Research has Singled out One Obscure Protein
After all this effort it became clear that the absence of one obscure protein consistently stopped the common cold in its tracks: SETD3. The researchers then turned off the gene that produces the protein SETD3 in samples of healthy human lung cells (these cells most often get infected by RVs). Within these cells the virus failed to multiply and spread. The same tests were also performed on mice with and without the SETD3 gene (poor little guys!). The mice without the SETD3 gene remained equally unaffected. Clearly the gene has evolved in nature for a reason and the protein it encodes for is important for biological function. SETD3 it appears is very important in a process called methylation. The SETD3 protein modifies actin, a protein important in cell shape and division, and muscle contraction.

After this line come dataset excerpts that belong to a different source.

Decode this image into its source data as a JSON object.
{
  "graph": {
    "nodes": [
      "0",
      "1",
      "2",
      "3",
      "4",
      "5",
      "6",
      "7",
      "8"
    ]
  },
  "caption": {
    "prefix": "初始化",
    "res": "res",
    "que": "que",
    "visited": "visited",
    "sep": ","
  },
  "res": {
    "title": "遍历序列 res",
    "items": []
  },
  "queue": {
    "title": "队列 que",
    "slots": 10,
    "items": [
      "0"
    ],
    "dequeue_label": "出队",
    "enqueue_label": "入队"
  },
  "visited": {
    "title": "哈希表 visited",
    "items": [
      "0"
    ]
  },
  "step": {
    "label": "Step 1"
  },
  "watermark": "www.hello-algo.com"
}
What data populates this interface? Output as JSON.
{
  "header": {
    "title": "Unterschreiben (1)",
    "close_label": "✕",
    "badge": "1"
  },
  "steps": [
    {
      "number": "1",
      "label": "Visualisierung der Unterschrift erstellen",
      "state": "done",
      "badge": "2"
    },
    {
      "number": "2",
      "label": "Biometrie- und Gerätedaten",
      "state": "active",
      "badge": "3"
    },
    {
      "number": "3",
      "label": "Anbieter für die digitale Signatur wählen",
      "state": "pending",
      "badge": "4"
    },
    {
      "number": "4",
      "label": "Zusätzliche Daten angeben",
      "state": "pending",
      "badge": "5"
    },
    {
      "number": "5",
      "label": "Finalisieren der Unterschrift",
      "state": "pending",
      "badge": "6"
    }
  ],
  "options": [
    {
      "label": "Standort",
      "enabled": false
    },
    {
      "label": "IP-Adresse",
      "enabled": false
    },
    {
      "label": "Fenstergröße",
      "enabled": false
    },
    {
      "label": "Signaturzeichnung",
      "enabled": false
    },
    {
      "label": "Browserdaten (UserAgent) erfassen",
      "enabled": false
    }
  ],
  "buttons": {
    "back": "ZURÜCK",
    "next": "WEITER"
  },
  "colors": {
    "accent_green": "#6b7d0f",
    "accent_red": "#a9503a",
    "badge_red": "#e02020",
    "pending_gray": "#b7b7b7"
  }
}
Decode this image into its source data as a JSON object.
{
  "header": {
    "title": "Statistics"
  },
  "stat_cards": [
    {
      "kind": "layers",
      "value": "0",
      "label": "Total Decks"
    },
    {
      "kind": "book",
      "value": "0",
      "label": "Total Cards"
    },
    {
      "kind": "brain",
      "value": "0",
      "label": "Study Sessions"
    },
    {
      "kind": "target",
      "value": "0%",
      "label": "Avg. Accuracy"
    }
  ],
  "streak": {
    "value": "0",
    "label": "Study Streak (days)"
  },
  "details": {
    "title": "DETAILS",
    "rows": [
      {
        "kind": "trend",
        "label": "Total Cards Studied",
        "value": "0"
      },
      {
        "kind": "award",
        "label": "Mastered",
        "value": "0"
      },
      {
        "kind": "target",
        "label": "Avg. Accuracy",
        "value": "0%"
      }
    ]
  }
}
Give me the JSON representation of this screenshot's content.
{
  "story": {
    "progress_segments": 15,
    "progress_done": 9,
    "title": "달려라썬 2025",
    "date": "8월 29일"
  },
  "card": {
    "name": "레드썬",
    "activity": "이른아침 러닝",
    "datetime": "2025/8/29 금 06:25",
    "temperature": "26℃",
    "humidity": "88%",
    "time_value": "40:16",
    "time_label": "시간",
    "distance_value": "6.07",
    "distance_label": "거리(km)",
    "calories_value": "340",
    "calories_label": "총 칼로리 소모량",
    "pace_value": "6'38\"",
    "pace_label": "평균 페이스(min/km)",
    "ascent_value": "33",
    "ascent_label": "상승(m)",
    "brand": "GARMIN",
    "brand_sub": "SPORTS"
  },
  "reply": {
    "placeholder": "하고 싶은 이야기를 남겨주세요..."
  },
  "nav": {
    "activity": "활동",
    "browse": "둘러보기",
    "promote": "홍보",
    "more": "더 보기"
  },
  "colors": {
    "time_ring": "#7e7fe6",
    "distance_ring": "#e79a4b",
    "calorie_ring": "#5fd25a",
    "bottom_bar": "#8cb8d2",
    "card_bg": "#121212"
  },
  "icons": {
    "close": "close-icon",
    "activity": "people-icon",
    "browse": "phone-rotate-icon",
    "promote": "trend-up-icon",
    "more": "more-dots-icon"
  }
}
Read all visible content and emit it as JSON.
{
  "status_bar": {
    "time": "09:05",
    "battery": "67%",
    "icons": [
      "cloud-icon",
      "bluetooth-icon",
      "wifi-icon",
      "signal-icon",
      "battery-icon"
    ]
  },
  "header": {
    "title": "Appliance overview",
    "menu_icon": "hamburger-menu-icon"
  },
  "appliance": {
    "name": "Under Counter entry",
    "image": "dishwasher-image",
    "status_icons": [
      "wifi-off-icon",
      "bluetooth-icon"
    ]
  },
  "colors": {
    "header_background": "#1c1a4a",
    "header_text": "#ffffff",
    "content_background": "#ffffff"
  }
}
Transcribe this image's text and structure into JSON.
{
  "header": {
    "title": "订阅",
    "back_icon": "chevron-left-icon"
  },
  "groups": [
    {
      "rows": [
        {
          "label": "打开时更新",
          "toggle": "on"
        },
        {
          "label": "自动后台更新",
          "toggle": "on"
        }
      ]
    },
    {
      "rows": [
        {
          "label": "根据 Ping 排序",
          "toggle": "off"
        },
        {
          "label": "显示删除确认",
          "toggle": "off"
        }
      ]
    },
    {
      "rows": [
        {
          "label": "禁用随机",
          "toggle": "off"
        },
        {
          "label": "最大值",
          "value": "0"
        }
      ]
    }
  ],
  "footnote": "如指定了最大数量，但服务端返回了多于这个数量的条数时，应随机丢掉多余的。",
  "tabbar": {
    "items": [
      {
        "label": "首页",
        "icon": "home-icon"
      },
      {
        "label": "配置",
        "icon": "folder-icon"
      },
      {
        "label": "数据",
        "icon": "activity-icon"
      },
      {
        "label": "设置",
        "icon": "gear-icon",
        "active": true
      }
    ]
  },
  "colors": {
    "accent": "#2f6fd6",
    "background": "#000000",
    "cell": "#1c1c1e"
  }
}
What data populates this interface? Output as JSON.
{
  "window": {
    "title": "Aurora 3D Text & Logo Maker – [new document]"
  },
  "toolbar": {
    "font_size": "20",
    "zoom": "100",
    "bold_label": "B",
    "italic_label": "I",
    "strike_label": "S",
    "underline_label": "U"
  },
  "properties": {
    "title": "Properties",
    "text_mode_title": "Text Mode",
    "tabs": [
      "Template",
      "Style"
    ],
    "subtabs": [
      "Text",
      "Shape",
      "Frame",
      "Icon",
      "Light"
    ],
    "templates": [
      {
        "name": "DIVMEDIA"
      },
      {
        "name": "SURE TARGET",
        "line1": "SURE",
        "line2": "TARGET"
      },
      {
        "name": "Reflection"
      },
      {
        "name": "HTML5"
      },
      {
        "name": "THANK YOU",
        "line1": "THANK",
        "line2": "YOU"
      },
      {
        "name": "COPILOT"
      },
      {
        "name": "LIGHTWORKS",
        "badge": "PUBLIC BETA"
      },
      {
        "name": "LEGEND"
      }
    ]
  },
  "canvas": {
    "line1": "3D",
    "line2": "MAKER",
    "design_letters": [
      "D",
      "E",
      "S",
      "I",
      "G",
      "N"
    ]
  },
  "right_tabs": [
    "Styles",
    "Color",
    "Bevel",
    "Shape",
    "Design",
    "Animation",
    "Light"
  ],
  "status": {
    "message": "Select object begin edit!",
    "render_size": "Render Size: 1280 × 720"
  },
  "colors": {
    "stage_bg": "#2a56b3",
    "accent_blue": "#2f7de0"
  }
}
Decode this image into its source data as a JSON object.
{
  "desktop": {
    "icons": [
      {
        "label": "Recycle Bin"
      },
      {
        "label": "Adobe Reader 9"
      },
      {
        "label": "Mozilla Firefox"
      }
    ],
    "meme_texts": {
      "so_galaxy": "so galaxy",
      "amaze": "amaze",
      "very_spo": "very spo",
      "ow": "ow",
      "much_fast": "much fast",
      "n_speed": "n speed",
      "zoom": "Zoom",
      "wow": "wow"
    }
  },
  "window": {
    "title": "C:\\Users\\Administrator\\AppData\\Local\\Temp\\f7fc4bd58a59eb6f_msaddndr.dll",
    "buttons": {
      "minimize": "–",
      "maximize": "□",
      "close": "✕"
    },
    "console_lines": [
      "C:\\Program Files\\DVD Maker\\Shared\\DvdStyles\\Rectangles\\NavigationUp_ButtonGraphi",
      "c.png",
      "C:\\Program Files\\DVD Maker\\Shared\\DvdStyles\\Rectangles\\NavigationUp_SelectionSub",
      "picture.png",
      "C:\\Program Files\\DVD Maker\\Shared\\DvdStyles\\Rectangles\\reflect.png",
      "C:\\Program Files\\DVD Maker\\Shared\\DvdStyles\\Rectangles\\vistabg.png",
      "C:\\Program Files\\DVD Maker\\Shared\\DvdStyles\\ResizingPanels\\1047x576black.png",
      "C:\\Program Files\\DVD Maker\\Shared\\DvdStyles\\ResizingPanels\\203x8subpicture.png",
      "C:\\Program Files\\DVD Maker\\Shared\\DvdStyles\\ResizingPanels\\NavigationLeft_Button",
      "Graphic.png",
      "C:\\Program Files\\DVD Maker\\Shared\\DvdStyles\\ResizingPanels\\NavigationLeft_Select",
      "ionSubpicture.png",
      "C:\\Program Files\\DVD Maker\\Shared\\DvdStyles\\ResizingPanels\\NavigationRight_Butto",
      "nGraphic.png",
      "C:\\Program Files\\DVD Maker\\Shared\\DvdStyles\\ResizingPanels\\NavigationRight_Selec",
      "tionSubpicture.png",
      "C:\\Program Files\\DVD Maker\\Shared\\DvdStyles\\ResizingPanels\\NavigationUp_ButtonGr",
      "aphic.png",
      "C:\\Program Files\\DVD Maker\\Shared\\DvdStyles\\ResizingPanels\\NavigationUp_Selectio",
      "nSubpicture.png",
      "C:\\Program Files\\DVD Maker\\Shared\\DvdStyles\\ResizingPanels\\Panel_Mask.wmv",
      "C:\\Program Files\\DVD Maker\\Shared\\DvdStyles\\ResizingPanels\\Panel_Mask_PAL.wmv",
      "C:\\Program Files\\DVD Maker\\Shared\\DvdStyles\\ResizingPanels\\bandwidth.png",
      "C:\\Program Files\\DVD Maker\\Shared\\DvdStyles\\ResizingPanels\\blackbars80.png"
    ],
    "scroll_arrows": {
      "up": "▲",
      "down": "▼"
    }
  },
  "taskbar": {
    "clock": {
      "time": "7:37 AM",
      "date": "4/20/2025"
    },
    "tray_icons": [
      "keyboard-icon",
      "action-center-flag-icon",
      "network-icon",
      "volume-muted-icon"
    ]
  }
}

If you take away theSETD3 gene what happens? The SETD3 protein appeared to be important for pregnant mice and may play a role in uterine contractions, but was otherwise apparently unnecessary for healthy mice, the researchers found. However human trials may show that SETD3 plays a much more significant role in our bodies than in mice. In other words, by inhibiting the protein expression patients may of course be put at risk, which could force scientists back to square one. However, Jan Carette, one of the lead researchers, stated that further research would focus on a drug that could safely inhibit the interaction between the virus and the protein SETD3 (rather than remove it).
New research plans to screen for chemicals that either stop RVs interacting with the SETD3 protein or degrade the protein itself. The study stated, “We have the target but not yet the drug,” he says. “We’re now focusing on that part.” The approach is known as host-directed therapy, because the treatment alters something in the host that the virus needs to function.
It is hard to imagine a world without the common cold, coughing and sneezing, but this takes a little bit close to achieving that goal!!